Por mais que se aceite que a ANS elabore uma norma com a listagem dos procedimentos e eventos em saúde, esta norma não pode incorrer em renúncia antecipada do consumidor ao seu direito à vida.
De toda forma, em 18/07/22 foi realizada a 7ª Reunião Cosaúde — Discussão de Tecnologias da ANS [4], onde foi reconhecida a inexistência de tecnologias alternativas para tal condição, e de que o transplante hepático é o único tratamento definitivo, de acordo com a fundamentação do Conselho Brasileiro de Cirurgia Digestiva (CBCD), ao que o procedimento foi incluído no rol.
Temos que o atual entendimento do STJ é o de que o Rol da ANS é taxativo mitigado, ou seja, a operadora de plano ou seguro de saúde não é obrigada a arcar com tratamento não constante do rol da ANS se existe outro procedimento eficaz, efetivo e seguro já incorporado ao rol para a cura do paciente.
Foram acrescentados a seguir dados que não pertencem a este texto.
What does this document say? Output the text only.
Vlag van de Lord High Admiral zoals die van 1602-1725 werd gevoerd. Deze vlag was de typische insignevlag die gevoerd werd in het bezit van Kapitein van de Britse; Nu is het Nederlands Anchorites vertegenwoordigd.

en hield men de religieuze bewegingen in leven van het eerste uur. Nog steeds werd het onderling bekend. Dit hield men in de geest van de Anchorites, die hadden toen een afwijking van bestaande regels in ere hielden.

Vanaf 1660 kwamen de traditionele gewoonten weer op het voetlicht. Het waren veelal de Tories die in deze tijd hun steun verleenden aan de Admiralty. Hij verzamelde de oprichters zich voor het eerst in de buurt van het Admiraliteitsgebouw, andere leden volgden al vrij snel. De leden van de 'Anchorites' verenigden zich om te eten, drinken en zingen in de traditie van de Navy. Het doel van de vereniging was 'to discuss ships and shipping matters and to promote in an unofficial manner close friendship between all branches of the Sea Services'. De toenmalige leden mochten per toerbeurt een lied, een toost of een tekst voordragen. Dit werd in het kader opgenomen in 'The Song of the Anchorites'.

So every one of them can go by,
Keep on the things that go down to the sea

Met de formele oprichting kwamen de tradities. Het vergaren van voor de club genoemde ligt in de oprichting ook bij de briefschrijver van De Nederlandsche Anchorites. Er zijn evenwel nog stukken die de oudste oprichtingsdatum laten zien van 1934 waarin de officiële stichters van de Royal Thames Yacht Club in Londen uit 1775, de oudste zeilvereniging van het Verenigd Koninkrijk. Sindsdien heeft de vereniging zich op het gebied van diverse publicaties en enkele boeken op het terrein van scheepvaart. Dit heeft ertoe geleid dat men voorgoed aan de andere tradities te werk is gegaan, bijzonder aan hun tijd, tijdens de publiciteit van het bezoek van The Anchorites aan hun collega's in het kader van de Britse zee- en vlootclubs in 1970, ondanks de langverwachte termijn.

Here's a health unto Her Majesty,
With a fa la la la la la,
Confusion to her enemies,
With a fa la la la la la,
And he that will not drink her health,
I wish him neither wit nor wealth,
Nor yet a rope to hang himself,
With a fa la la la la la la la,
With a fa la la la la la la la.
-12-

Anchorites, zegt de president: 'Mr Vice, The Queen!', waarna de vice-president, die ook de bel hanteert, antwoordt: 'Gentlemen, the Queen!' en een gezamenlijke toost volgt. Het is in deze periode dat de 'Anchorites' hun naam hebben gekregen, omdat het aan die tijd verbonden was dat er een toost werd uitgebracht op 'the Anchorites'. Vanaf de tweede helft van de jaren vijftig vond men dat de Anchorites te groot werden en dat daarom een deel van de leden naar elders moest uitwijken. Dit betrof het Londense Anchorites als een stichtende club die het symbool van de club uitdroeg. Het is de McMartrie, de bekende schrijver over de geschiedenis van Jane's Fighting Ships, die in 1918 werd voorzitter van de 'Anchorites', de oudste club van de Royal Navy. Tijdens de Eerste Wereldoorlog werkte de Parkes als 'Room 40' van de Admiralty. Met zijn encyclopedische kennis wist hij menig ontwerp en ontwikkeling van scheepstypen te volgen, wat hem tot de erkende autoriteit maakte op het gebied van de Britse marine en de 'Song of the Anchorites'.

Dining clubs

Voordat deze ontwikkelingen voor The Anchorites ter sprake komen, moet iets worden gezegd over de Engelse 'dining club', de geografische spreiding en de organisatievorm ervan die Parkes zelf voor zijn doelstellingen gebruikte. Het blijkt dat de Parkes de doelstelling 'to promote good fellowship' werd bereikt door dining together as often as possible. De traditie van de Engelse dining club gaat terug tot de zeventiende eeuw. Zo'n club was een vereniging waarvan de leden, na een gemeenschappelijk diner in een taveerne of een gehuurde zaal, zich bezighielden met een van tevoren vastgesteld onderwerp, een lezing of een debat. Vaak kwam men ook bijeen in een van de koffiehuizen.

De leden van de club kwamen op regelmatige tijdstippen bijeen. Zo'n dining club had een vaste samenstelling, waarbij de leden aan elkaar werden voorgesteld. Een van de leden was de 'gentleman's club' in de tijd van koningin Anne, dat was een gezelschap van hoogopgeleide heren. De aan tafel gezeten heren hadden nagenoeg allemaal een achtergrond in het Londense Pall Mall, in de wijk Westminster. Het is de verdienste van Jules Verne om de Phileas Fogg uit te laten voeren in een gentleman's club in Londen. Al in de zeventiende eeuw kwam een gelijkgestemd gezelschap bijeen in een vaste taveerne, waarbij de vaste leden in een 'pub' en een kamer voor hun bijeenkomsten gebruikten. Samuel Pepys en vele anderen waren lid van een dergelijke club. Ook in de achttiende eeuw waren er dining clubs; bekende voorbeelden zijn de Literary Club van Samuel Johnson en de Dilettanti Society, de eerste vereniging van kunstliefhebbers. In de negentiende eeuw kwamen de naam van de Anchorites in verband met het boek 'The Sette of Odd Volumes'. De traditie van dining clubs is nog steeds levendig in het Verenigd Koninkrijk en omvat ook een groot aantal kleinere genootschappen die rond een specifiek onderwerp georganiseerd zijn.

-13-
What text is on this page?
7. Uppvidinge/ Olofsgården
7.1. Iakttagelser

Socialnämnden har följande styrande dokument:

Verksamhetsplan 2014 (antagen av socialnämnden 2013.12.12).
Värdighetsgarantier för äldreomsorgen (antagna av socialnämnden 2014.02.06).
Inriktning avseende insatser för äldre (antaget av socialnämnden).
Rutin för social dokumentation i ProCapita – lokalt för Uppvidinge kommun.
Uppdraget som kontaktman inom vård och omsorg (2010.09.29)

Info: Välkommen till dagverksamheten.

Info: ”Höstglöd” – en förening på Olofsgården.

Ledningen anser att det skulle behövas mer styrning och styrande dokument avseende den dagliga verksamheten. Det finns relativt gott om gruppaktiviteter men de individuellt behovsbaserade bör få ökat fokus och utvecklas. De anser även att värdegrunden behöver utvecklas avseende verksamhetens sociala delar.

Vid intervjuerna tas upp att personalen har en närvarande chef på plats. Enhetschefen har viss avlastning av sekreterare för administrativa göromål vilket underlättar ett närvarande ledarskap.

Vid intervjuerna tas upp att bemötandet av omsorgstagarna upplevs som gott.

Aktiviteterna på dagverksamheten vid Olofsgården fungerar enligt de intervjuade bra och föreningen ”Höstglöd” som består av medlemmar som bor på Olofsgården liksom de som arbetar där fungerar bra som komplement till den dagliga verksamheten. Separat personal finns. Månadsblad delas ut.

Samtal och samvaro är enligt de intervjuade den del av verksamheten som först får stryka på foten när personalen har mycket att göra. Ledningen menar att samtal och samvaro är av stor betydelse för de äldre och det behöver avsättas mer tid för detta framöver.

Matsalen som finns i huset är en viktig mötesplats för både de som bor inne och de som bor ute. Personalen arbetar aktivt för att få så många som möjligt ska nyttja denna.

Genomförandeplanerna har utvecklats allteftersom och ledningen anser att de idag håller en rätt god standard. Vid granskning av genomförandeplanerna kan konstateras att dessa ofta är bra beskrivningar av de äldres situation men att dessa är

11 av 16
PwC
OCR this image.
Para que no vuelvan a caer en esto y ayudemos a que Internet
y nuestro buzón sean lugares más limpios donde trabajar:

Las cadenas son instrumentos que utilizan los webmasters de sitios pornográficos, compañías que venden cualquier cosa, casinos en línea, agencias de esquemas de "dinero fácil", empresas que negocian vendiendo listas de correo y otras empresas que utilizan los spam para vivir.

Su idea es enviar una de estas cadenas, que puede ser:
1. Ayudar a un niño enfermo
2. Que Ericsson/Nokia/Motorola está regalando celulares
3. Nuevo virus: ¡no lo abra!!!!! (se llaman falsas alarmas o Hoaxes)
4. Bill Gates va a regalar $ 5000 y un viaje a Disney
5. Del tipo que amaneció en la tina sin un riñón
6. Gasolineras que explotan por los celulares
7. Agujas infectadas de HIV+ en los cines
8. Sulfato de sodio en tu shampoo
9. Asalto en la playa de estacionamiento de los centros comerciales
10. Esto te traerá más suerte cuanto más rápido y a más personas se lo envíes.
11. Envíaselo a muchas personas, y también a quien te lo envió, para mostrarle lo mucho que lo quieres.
E que, não havendo substituto terapêutico no rol da ANS, a cobertura do tratamento deve ser realizada desde que 1) não tenha sido indeferido expressamente pela ANS; 2) haja comprovação da eficácia do tratamento à luz da Medicina; 3) haja recomendações de órgãos técnicos de renome nacionais e estrangeiros; e 4) seja realizado, quando possível, o diálogo interinstitucional do magistrado com entes ou pessoas de expertise técnica na área da saúde, incluída a Comissão de Atualização do Rol de Procedimentos e Eventos em Saúde Suplementar.
Quando os princípios fundamentais da dignidade da pessoa humana, especificamente o direito à vida e à saúde, estão em risco, estes devem ser relativizados, de acordo com as normas supra citadas. É ilegítima a negativa de cobertura quando a cirurgia é indispensável à garantia da vida da paciente, sob pena de descumprimento do direito fundamental inerente à natureza do contrato, qual seja, garantir a saúde do paciente.
Atualmente, com a inclusão deste procedimento no rol da ANS, os pacientes possuem maior segurança jurídica para que a cirurgia de transplante seja coberta pelas operadoras de saúde, evitando o número de ações judiciais, agilizando o tratamento e recuperação.